Москва не совсем в Сибири, хотел было возразить он, но лишь усмехнулся в ответ. Тогда пришлось бы сказать, что и Германия не совсем солнечная страна. Как же тогда назвать Италию и средиземноморские острова – знойной Индией или вовсе арабскими пустынями, но баронесса лучилась сочной красотой, от нее исходил мощный зов, на который откликалась его звериная натура, а не звериная не очень-то и сопротивлялась.

Он подал руку, она положила ему на локоть длинные, но пухленькие пальцы, тоже розовые и сочные. Они пошли вдоль длинной стены, рассматривая картины в тяжелых рамах. Гости постепенно оставались позади, встречались только слуги с подносами, потом и те перестали попадаться, и, когда Адельгина увидела уютненький уединенный альков, Засядько тут же, угадывая ее желание, свернул, бережно усадил, сел рядом.

– Ах, Александр, – сказала она томно, – у вас такое мужественное имя!

– Его дал мне отец.

– Ах, – сказала она со смехом, – я уверена, что он дал вам не только мужское имя…

– Надеюсь, – пробормотал он, баронесса уже задышала чаще, в глазах появился особенный блеск, алый рот призывно начал раскрываться. – Но если вы не уверены…

– Мы, немцы, практичный народ, – ответила она с низким грудным смехом. – Мы предпочитаем проверять…

Ее белые нежные руки обхватили его за шею.

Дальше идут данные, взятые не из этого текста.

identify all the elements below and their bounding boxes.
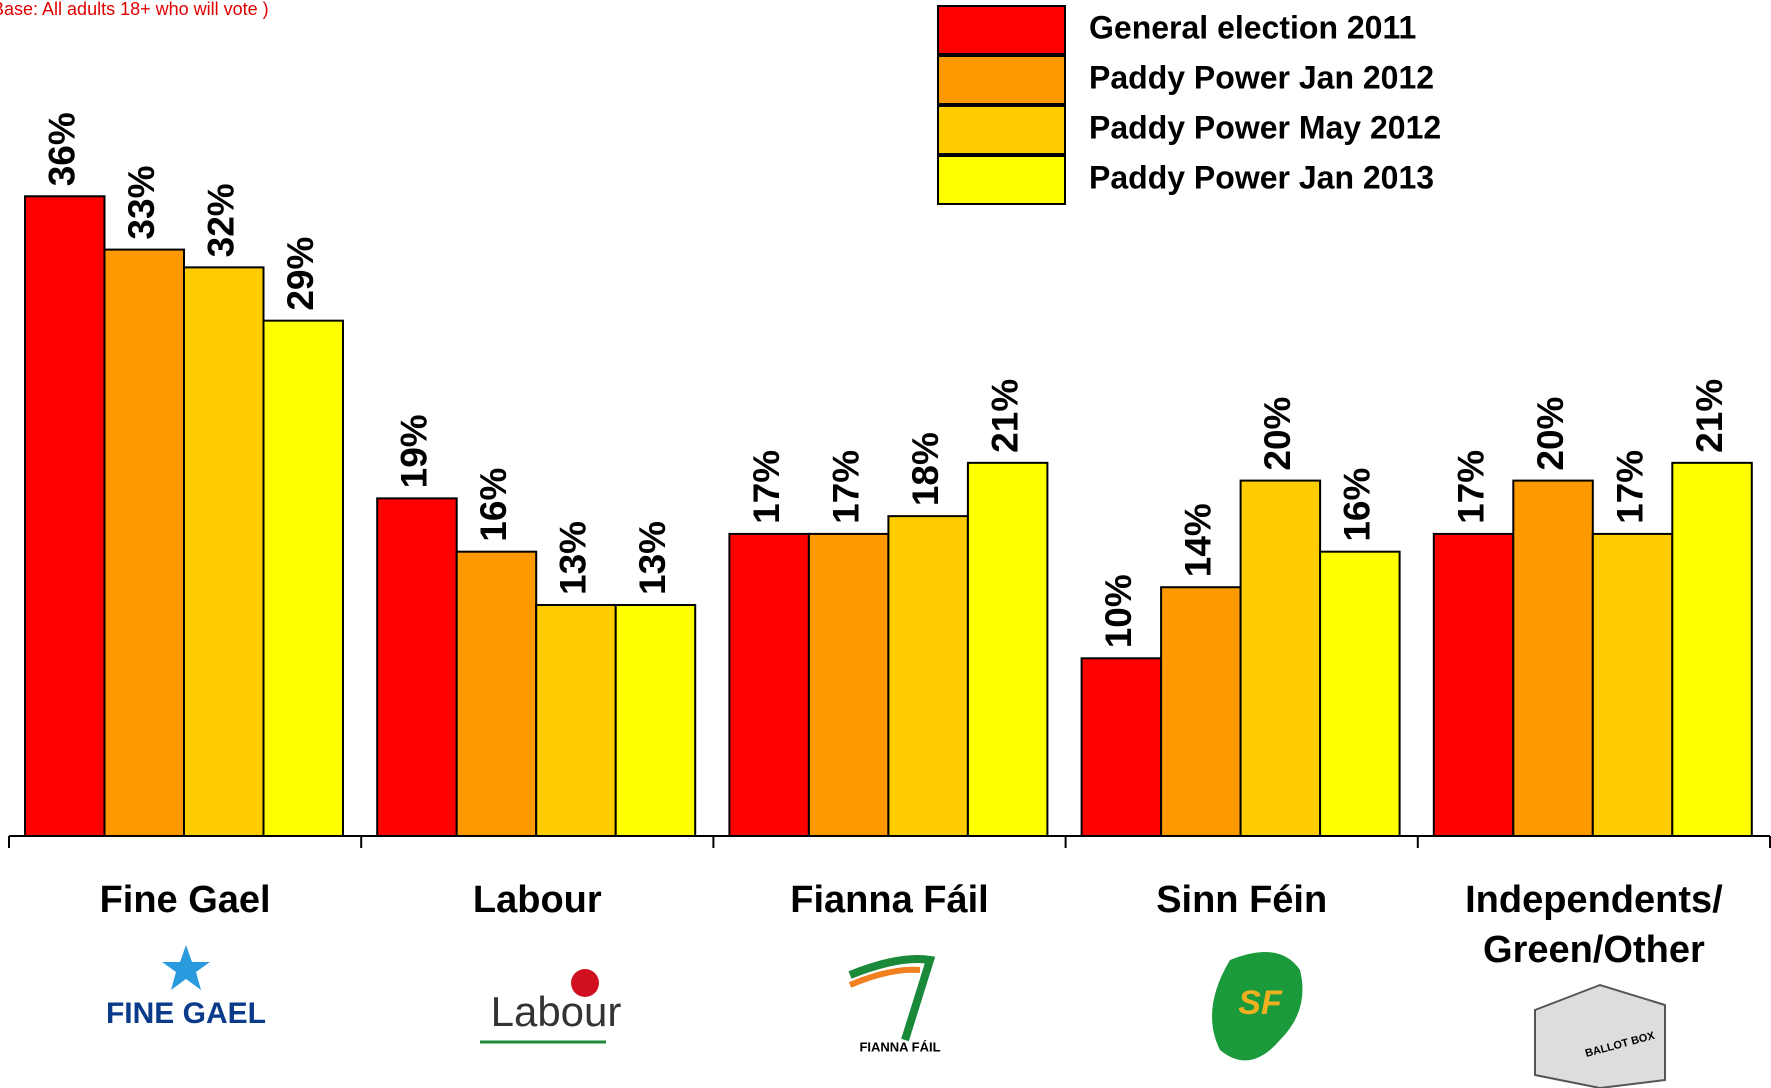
bar: [1319, 550, 1401, 837]
legend-label: Paddy Power Jan 2013: [1089, 159, 1434, 195]
bar: [183, 266, 265, 837]
legend-label: Paddy Power Jan 2012: [1089, 59, 1434, 95]
value-label: 18%: [905, 432, 946, 506]
bar: [1671, 461, 1753, 837]
legend-label: General election 2011: [1089, 9, 1416, 45]
bar: [887, 515, 969, 837]
value-label: 21%: [1689, 379, 1730, 453]
legend-swatch: [937, 5, 1066, 55]
value-label: 13%: [553, 521, 594, 595]
value-label: 16%: [1337, 468, 1378, 542]
bar: [1239, 479, 1322, 837]
bar: [535, 603, 617, 837]
category-label: Labour: [473, 879, 602, 921]
value-label: 14%: [1178, 503, 1219, 577]
value-label: 21%: [984, 379, 1025, 453]
bar: [1160, 586, 1242, 837]
logo-star: [162, 945, 210, 990]
value-label: 13%: [632, 521, 673, 595]
value-label: 29%: [280, 237, 321, 311]
value-label: 19%: [394, 414, 435, 488]
logo-rose: [571, 969, 599, 997]
logo-text: Labour: [491, 988, 622, 1035]
legend-swatch: [937, 155, 1066, 205]
value-label: 17%: [1609, 450, 1650, 524]
category-label: Sinn Féin: [1156, 879, 1327, 921]
bar: [728, 532, 810, 837]
logo-box: [1534, 983, 1666, 1088]
legend-label: Paddy Power May 2012: [1089, 109, 1441, 145]
category-label: Fianna Fáil: [790, 879, 988, 921]
value-label: 36%: [42, 112, 83, 186]
value-label: 17%: [825, 450, 866, 524]
bar: [455, 550, 538, 837]
logo-text: FINE GAEL: [106, 997, 266, 1030]
bar: [1080, 657, 1163, 837]
logo-harp-accent: [848, 966, 921, 988]
value-label: 33%: [121, 166, 162, 240]
value-label: 17%: [746, 450, 787, 524]
bar: [24, 195, 106, 837]
value-label: 16%: [473, 468, 514, 542]
value-label: 20%: [1257, 397, 1298, 471]
bar: [1591, 532, 1674, 837]
logo-harp: [848, 955, 936, 1042]
value-label: 20%: [1530, 397, 1571, 471]
bar: [103, 248, 185, 837]
bar: [807, 532, 890, 837]
subtitle: Base: All adults 18+ who will vote ): [0, 0, 269, 19]
bar: [376, 497, 458, 837]
bar: [1432, 532, 1515, 837]
bar: [614, 603, 697, 837]
bar: [1512, 479, 1594, 837]
legend-swatch: [937, 55, 1066, 105]
logo-text: SF: [1238, 984, 1283, 1022]
bar: [262, 319, 344, 838]
category-label: Fine Gael: [100, 879, 271, 921]
value-label: 10%: [1098, 574, 1139, 648]
legend-swatch: [937, 105, 1066, 155]
logo-text: FIANNA FÁIL: [859, 1039, 940, 1054]
value-label: 17%: [1450, 450, 1491, 524]
category-label: Independents/Green/Other: [1465, 879, 1723, 971]
value-label: 32%: [201, 183, 242, 257]
bar: [966, 461, 1049, 837]
logo-island: [1212, 952, 1303, 1061]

Сильный запах пряных духов и пудры забил ноздри, под его пальцами ее тело было мягким, горячим и сочным, она слабо застонала, глаза ее томно полузакрылись. Засядько начал расстегивать ее пояс, как вдруг раздались быстрые шаги.

Адельгина вздохнула и с неохотой отстранилась. В то же мгновение занавески колыхнулись, в щель просунулась голова Оли. Ее ясные серые глаза потемнели, она с укором посмотрела на обоих, сказала:

– Александр Дмитриевич, вы обещали рассказать про Московский бой!

«Когда это я обещал?» – едва не сказал он сердито, но прикусил язык. Ребенок ревнует, это же ясно. Детская ревность, она не может видеть, как ее героя занимают другие женщины.

– Оля, – сказал он просительно, – давай я расскажу тебе в другой раз.

– Вы все обещаете, – обвинила она, – а потом опять уедете!

– У меня служба.

– Но пока вы здесь…

Адельгина прервала с досадой:

– Милое дитя, вернись к родителям. Наш герой расскажет тебе в другой раз.

Оля смотрела на нее исподлобья. Засядько чувствовал себя скверно, он ясно видел, что девочка хотела бы сказать, но баронесса этого пока не понимает.

– Почему не сейчас? – сказала Оля таким капризным голосом, которого Засядько у нее даже не предполагал. – Он обещал, обещал!

Она топнула ногой, только сейчас он в ее голосе и движениях уловил фальшь, догадался, что дочь Грессеров изображает капризного, избалованного ребенка русских аристократов-самодуров, которому все было позволено. Ему стало стыдно и неловко, ребенок цеплялся за единственную возможность не оставлять их наедине.

– Иди домой, – сказал Засядько настойчиво.

Она смотрела в упор, ее глаза предательски заблестели. Нижняя губа начала подрагивать. «Черт знает что, – подумал он в неловкости. – Что мне остается делать? Не могу же я идти на поводу у ревнивого ребенка!»

– Господи, – бросила Адельгина раздраженно, – до чего же эти русские… Прости, Александр, я имею в виду этих бояр! Они не понимают, что считаться нужно не только со своими капризами!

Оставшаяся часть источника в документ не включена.